Bien que cette recherche ne soit pas représentative de l’ensemble des jeunes de Suisse, elle montre que pour comprendre leur réalité économique, il est nécessaire de tenir compte de leur mode de vie et de leurs conceptions de l’argent et de sa gestion. L’argent circule davantage entre les jeunes et selon d’autres modalités que celles des adultes. Cette étude souligne qu’avant de dramatiser et de restreindre l’accès des jeunes à l’argent, il est nécessaire d’en savoir davantage. Avant de généraliser, il est central de mieux cerner les populations les plus concernées par l’endettement afin de développer des programmes de prévention ciblés.

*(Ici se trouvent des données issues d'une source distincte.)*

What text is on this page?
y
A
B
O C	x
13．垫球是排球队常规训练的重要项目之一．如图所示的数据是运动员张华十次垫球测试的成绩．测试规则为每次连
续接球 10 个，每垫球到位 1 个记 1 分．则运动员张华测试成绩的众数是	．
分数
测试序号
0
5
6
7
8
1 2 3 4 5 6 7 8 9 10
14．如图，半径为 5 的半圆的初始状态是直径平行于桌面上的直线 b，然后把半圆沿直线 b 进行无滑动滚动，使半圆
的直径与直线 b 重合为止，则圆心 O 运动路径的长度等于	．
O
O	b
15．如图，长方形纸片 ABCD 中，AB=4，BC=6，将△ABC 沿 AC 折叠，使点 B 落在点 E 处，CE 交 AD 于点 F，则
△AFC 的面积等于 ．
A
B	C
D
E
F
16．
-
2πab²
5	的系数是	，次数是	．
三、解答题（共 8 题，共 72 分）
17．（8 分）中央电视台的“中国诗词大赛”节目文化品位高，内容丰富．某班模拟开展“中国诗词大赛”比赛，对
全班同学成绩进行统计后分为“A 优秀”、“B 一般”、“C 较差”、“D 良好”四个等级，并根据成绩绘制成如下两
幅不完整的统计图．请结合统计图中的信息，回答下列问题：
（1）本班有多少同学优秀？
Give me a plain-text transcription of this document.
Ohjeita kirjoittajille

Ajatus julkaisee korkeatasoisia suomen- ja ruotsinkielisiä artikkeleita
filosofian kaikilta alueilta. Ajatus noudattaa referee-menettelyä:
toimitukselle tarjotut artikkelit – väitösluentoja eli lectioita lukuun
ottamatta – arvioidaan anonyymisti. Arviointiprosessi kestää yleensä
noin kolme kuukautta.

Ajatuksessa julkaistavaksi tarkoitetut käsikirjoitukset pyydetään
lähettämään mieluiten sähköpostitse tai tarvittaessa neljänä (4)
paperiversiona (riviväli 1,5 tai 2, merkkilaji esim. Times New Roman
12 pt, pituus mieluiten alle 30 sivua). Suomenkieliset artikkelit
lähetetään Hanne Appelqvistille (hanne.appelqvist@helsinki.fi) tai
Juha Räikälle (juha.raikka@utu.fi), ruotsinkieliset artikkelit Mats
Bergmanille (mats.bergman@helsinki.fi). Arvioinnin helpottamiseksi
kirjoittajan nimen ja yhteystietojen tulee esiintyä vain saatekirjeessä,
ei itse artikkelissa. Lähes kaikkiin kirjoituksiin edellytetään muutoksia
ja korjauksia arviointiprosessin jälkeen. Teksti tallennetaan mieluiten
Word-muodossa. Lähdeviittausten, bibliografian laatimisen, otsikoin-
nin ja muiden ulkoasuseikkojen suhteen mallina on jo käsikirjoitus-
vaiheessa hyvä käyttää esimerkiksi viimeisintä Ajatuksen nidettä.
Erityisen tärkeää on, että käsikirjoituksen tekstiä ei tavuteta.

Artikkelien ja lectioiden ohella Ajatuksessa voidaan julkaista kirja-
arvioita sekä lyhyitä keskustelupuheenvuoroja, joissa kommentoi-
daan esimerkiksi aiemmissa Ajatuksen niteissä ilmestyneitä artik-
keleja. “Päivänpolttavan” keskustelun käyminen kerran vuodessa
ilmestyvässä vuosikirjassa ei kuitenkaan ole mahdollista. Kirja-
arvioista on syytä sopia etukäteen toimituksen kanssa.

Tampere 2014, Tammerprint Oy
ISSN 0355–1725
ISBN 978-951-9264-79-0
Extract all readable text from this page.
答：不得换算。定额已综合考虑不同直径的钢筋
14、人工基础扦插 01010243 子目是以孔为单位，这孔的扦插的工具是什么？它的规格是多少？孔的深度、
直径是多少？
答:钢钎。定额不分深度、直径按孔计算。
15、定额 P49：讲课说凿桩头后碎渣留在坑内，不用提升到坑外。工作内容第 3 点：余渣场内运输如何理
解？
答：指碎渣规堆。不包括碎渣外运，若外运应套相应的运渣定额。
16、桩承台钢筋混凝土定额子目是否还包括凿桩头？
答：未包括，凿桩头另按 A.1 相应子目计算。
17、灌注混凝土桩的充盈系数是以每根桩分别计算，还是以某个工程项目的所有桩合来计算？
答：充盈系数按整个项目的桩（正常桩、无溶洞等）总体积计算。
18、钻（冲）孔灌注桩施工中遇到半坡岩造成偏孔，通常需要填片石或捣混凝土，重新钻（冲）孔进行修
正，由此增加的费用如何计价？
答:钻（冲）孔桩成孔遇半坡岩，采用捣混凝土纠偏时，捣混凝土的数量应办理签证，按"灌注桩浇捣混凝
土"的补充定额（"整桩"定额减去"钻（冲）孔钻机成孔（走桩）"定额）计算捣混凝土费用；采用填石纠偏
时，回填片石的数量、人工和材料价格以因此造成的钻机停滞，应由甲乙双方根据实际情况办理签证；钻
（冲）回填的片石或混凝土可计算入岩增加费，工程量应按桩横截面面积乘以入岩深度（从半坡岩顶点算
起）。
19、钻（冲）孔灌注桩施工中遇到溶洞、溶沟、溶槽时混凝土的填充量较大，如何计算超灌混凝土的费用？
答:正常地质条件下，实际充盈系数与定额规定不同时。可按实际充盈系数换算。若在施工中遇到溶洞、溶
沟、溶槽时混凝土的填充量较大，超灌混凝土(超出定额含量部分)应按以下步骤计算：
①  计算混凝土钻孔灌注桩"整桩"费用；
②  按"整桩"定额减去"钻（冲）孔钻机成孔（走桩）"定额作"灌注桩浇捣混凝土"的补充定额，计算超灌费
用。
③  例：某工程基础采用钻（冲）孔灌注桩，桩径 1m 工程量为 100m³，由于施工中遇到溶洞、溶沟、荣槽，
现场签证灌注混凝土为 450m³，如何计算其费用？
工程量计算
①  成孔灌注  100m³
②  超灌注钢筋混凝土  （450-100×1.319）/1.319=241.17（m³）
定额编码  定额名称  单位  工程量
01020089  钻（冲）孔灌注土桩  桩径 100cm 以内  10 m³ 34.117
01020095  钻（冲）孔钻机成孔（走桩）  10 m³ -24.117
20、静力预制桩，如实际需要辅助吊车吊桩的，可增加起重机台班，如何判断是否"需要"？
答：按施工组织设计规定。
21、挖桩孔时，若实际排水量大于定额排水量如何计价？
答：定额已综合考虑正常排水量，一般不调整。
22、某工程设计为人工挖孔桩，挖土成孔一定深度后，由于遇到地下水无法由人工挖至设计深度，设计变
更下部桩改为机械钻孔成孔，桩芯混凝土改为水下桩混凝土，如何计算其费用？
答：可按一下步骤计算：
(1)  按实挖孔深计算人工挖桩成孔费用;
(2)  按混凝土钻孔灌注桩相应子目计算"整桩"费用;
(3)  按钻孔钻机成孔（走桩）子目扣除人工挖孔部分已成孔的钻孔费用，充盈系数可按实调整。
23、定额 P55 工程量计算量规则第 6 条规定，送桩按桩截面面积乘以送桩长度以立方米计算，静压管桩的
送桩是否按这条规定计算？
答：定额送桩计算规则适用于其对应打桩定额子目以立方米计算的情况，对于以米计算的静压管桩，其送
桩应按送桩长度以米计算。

[1] Article coordonné par Dr Caroline Henchoz, en collaboration avec Dicky Mandengué. Ont également participé à la rédaction de cet article : Buntschu Céline, Cuttat Lise, Faes Jasmine, Koch Christina, Lecoultre Alexandre, Ledergerber Bruno, Nicolet Julien, Rey Alexia, Rochat Céline, Savary Stéphanie, Sierro Salomé, Tschan Sarah, Wunderlin Cyrill. Cette étude exploratoire sera approfondie et élargie à d’autres populations de jeunes. Depuis le 1er octobre, Dr Caroline Henchoz mène une recherche financée par le FNS intitulée : « La socialisation économique. Comment devient-on un homo oeconomicus ? Production, gestion et utilisation des ressources financières par les jeunes ». Requérant principal : Dr Fabrice Plomb, MER, Université de Fribourg.
[2] Intrum Justicia, 2012, L’endettement des jeunes, Schwerzenbach, Radar 2012.
[3] Fleury S., Christin T., 2011.
- Henchoz C., Wernli B., 2012, « L’endettement des jeunes est-il supérieur à celui des adultes en Suisse ? », La Vie économique, revue de politique économique, 1/2, p. 53-56.
[4] Voir également Emmenegger J-C., 2012, « Les jeunes et l’argent », Unireflets, 6, p. 5.